Um amigo de São Paulo, com acesso à liderança da CGADB, fez contato comigo segunda-feira à noite para adiantar que a Mesa Diretora, em reunião a ser realizada nos dias 29 e 30 de setembro, portanto ontem e anteontem, discutiria e aprovaria algumas propostas de repercussão no âmbito administrativo-eleitoral para vigir nos próximos anos. Não chegou a ser novidade a informação, porque desde 1977, quando fui ordenado a pastor e tornei-me filiado a ela, sob o número 3866, o que mais assisti em suas AGOs foram discussões e mais discussões sempre sob essa ótica. O único "hiato" para um projeto de grande porte em benefício da igreja foi quando se aprovou o projeto da Década da Colheita.

Segundo a informação, seria marcada uma AGE - Assembleia Geral Extraordinária, com realização prevista para 25 a 27 de janeiro do próximo ano, nas instalações do novo templo da AD do Belenzinho, em São Paulo, onde, entre outros pontos, estaria em discussão uma nova reforma do Estatuto da CGADB, propondo mudanças radicais no processo de eleição da nova Mesa Diretora. Convém lembrar antes que não faz mais do que três anos da realização de uma AGE em Maceió, AL, com mudanças no Estatuto, cujos efeitos, até onde sei, continuam sub-júdice. Se aprovadas as mudanças estatutárias, as eleições passariam a ser realizadas nas sedes das respectivas convenções estaduais pelo sistema eletrônico e o voto de cada eleitor seria em chapa completa ao invés de candidaturas individuais. Até lá todos os filiados teriam de se submeter ao registro biométrico, que seria o meio não só de identificar o eleitor na hora do voto, mas também de acesso aos plenários convencionais.

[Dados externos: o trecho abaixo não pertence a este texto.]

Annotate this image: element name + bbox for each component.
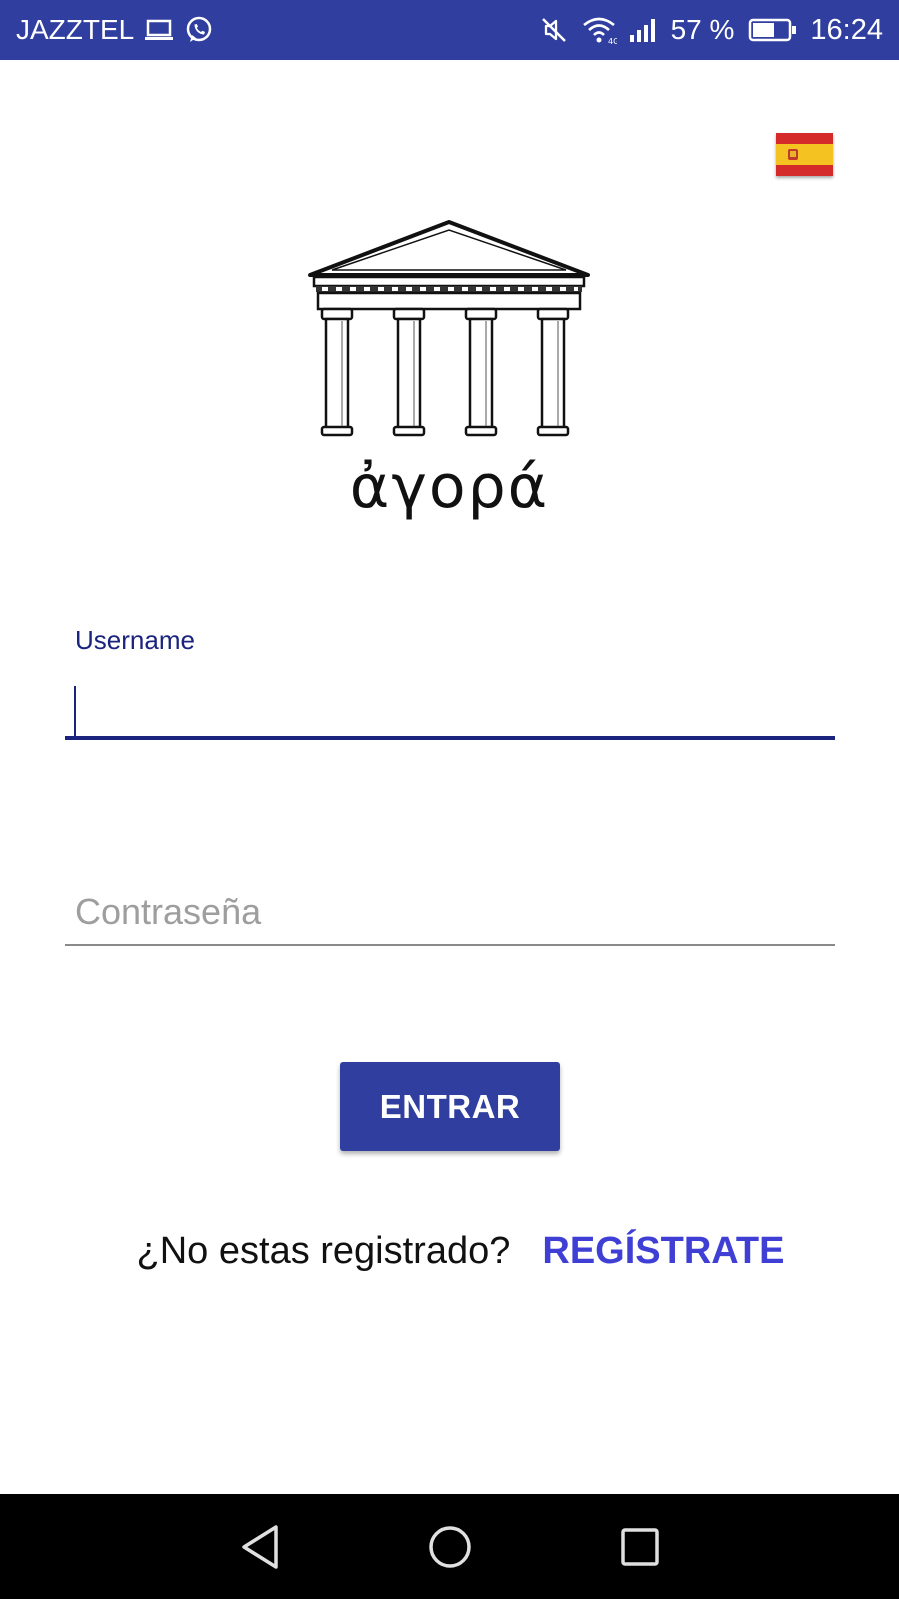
logo-text: ἀγορά [349, 452, 550, 522]
app-logo: ἀγορά [308, 220, 591, 522]
navigation-bar [0, 1494, 899, 1599]
status-left-group: JAZZTEL [16, 14, 214, 46]
text-cursor [74, 686, 76, 740]
spain-flag-icon[interactable] [776, 133, 833, 176]
enter-button[interactable]: ENTRAR [340, 1062, 560, 1151]
mute-icon [539, 15, 569, 45]
coat-of-arms-icon [788, 148, 798, 160]
carrier-name: JAZZTEL [16, 14, 135, 45]
clock: 16:24 [810, 13, 883, 46]
battery-icon [748, 17, 798, 43]
laptop-icon [144, 18, 174, 42]
greek-temple-icon [308, 220, 590, 437]
register-link[interactable]: REGÍSTRATE [542, 1230, 784, 1273]
username-label: Username [75, 625, 195, 655]
whatsapp-icon [184, 15, 214, 45]
status-right-group: 4G 57 % 16:24 [539, 14, 883, 47]
signal-icon [629, 17, 659, 43]
recents-icon[interactable] [610, 1517, 670, 1577]
back-icon[interactable] [230, 1517, 290, 1577]
username-input[interactable] [65, 680, 835, 740]
password-input[interactable] [65, 880, 835, 946]
register-row: ¿No estas registrado? REGÍSTRATE [0, 1230, 899, 1273]
battery-percent: 57 % [670, 14, 735, 45]
home-icon[interactable] [420, 1517, 480, 1577]
status-bar: JAZZTEL 4G 57 % 16:24 [0, 0, 899, 60]
svg-text:4G: 4G [608, 37, 617, 45]
register-question: ¿No estas registrado? [136, 1230, 511, 1272]
wifi-icon: 4G [581, 15, 617, 45]
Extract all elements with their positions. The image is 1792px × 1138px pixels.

Caso se confirme a proposta, há pontos positivos e negativos a serem considerados. Comecemos pelos positivos, que podem ser resumidos da seguinte forma: 1) a ampliação da base de eleitores, pois a imensa maioria dos filiados não tem como se deslocar para as AGOs quadrienais, quando as eleições se realizam, em virtude do elevado custo de translado; 2) milhares de pastores que nunca votaram teriam, agora, a oportunidade de exercer o seu legítimo direito ao voto na própria sede de sua convenção estadual, e 3) sendo por chapa, o peso da campanha se reduziria ao cabeça - o candidato a presidente - que teria de percorrer o Brasil para levar a sua mensagem e a de seus companheiros.

Os pontos negativos, a meu ver, seriam: 1) o elevado custo para se montar uma estrutura eleitoral desse porte em todo o país, com a contratação do sistema através de empresa privada, já que o TSE não mais se dispõe a fornecer as urnas eletrônicas; 2) a garantia de lisura, com urnas particulares, haja vista o que ocorreu na AGO do Anhembi, em São Paulo; 3) o modo como será feita a totalização nacional dos votos, se através da internet ou de outro sistema, já que é notório e sabido que há suspeitas sobre o envio eletrônico dos votos - basta pesquisar no Google; 4) a impossibilidade de candidaturas avulsas, retirando a possibilidade de lançamento de candidatos alternativos, e 5) o elevado custo para os concorrentes, que terão de percorrer todo o Brasil em campanha, além de ter de montar equipes em cada convenção para o acompanhamento do processo eleitoral.

Outro ponto interessante a ser observado é como votarão aqueles ministros filiados a convenções que não estão baseadas em seu estado de residência. Não é novidade para ninguém que várias delas têm coordenadorias em todos os estados do Brasil. Teriam de viajar até a base de sua convenção? Votariam em urnas separadas nas convenções de seu Estado? E nos casos de estados em que há mais de uma convenção? Elas se uniriam para que a eleição fosse em apenas um só lugar ou cada uma teria estrutura própria de votação para os seus filiados? Ou seja, a decisão é mais complexa do que se imagina e tem uma só finalidade: eleição. Esta simples palavra diz tudo.

A se confirmar o que me foi informado, sugiro aos pastores que façam as suas economias para participar da AGE em São Paulo e darem a sua contribuição a mais essa reforma estatutária. As minhas já estão nesta postagem, pois certamente não participarei de mais este ato.